Once upon a time, I feel I have to go out of my comfort zone and explore carefully those corners of the city with unfamiliar names and maps. As a visit to the Britz Castle was in the cards for a long time - for reasons I will disclose later in my travel story - yesterday I decided to take a 45-minute ride bus and cross the geographical and mental border to a completely new place. I did stop at Parchimer Allee, a street I never been before and start the walking under the very hot sun.
The first invitation to learn to manage the unknown landscape come from Kunst im Taut Haus, a gallery hosted in one of the 3 floors of a small house whose current Adolf Strübe exhibition was advertised quietly at the entrance of a small alley. The paintings were influenced by impressionists like Pissaro and Degas, and can be bought on the place too. The wall paintings and the sweet lines of the work of art create a mesmerizing symbiosis that keeps you on the spot for longer.
When I am finally able to get out of the empire of colours, I am captivated by the colours of the famous Hufeisensiedlung, a quarter of building part of the UNESCO heritage for their special colourful facades and the old cherry trees. I take a mental note to be back soon only for a full time architectural exploration of this area.
For children, a Bauerhof was created, presenting various animals that can be touched and especially photographed.
As for the rest of my trip, the ambiance is relatively quiet, without too many groups of people around. Maybe this will change the next week, when a Middle Age Festival, Cocomedievale, is expected to take place between 12 and 14 of June.
The half-timbered Gutshof Britz is open serving various interesting high-end dishes, out of which the passion fruit based sweets seem to be the most tempting calls.

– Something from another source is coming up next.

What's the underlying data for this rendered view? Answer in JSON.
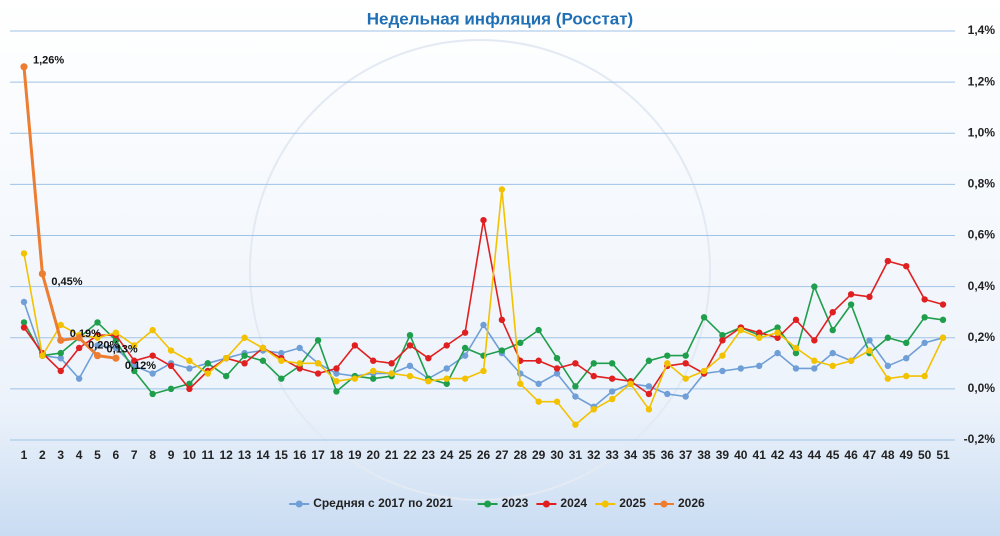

For now, I prefer to have a look at the exhibition hosted at the Neukölln Museum, presenting through 7 exhibitional spaces the table culture of this very multicultural area of Berlin. Through videos and table objects displayed, it gives insights about changing habits, new mentalities and sometimes even new recipes.
On the other side of the yard, the white silhouette of the castle is inviting to a different discovery. The current structure dates from the end of the 19th century, following the creation of Germany as a unitary states and testimony of the new mentalities and habits. The bright white facade with stylish intarsia is testimony of the historical and mentalities changes taking place in the industrial area.
The rooms are big enough to give place to the massive pieces of furniture, on special colourful carpets. Everything seems to be set up to last longer and to create enjoyable spaces for the wealthy third class members.
But if I wanted for so long to visit Britz Castle, it was for the special exhibition of Biedermeier dolls. It is fascinated how the adults can start molding the children's world from a very early age through games and toys that prepare them for the adult life. The dolls, many created in German factories, are also testimonies of the fashion trends of the time. Overall, all my reasons to visit this exhibition were justified and felt like the entire trip was a good reward after a full day of crazy work.
My relaxation session continued while walking the wild alleys of the park, in the middle of the green leaves and yellow roses. Although going in and out of Britz took me around 2 hours, the entire excursion was a good choice and with or without a serious reason, I plan to be back at least once again this summer.